Re: German "ch" (was: Con-Alphabets & Real Languages)
|From:||Philip Newton <philip.newton@...>|
|Date:||Tuesday, January 1, 2002, 9:33|
On 31 Dec 01, at 15:25, laokou wrote:
> [tS] for the English (Chips, checken)
Though a lot of speakers assimilate that to just [S] word-initially
(many Germans have trouble differentiating between "chips" and "ships"
when learning English, too, in my experience; initial [tS] is rather
foreign to German).
> (and Spanish? (Chile)).
[Ci:l@] for me.
> But even then, I'm not quite right. [C] occurs in "Chemie" and its
> derivatives, "China" and its derivatives,
Though those two words start with [k] for some people (but not in
standard German AFAIK).
> and "Chirurgie" and its derivatives. At first blush, I thought "i"

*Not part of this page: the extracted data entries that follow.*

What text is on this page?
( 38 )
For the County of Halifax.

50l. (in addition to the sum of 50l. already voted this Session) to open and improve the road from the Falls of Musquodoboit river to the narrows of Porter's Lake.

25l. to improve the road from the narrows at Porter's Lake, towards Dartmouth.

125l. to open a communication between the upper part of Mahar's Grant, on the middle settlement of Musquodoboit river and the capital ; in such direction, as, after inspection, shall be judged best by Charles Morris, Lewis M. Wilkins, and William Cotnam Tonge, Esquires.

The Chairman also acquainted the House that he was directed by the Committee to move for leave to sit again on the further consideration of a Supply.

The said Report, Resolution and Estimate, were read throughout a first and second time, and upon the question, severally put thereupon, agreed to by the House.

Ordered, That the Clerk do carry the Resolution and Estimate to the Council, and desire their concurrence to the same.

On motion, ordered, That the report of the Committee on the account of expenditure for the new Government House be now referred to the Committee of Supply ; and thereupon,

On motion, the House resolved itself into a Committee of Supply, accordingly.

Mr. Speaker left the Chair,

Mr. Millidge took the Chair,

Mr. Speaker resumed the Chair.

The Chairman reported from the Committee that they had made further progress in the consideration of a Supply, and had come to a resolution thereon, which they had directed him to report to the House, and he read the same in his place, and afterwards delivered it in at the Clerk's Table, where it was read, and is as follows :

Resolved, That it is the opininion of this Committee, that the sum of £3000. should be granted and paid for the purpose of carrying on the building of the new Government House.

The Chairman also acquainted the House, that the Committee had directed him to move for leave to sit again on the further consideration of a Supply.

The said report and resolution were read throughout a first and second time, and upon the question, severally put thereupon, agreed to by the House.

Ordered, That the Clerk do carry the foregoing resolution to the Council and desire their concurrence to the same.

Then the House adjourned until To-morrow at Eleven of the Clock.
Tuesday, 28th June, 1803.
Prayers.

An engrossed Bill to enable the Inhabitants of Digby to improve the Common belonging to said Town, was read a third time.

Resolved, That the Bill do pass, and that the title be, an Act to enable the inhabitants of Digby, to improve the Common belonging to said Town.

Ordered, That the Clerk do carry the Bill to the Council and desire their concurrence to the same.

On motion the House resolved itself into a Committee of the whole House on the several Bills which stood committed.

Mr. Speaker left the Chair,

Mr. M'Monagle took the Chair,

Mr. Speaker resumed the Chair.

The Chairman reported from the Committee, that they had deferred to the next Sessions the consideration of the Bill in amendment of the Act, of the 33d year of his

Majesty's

> and "e" were evoking palatalization (and I still imagine that's part
> of what's going on),
I think so, too. After all, the previous sound determines whether <ch>
is [C] (after front vowels) or [x] (after back vowels), so it would
make sense for the following vowel to influence the sound as well.
(That's also what makes the <ch> in <Frauchen> be pronounced [C],
despite the <au> preceding it... the <e> afterwards, in this fixed
suffix, determines the pronunciation).
> but "Chef", "Chiffre", and "Chicorée" are marked with [S]. Dunno what
> that's about.
Word origin, I imagine. Your first examples are from Greek (Chemie,
Chirurgie), the later ones from French.
> Anyway, a four-way split. [x], to the best of my knowledge, does not
> occur initially.
Apparently not (save in loanwords such as "Chasidim" and "Chutzpe").
Interestingly, "Charisma" has initial [C] according to the Duden,
despite the back [a] following it (I pronounce it with [k], however).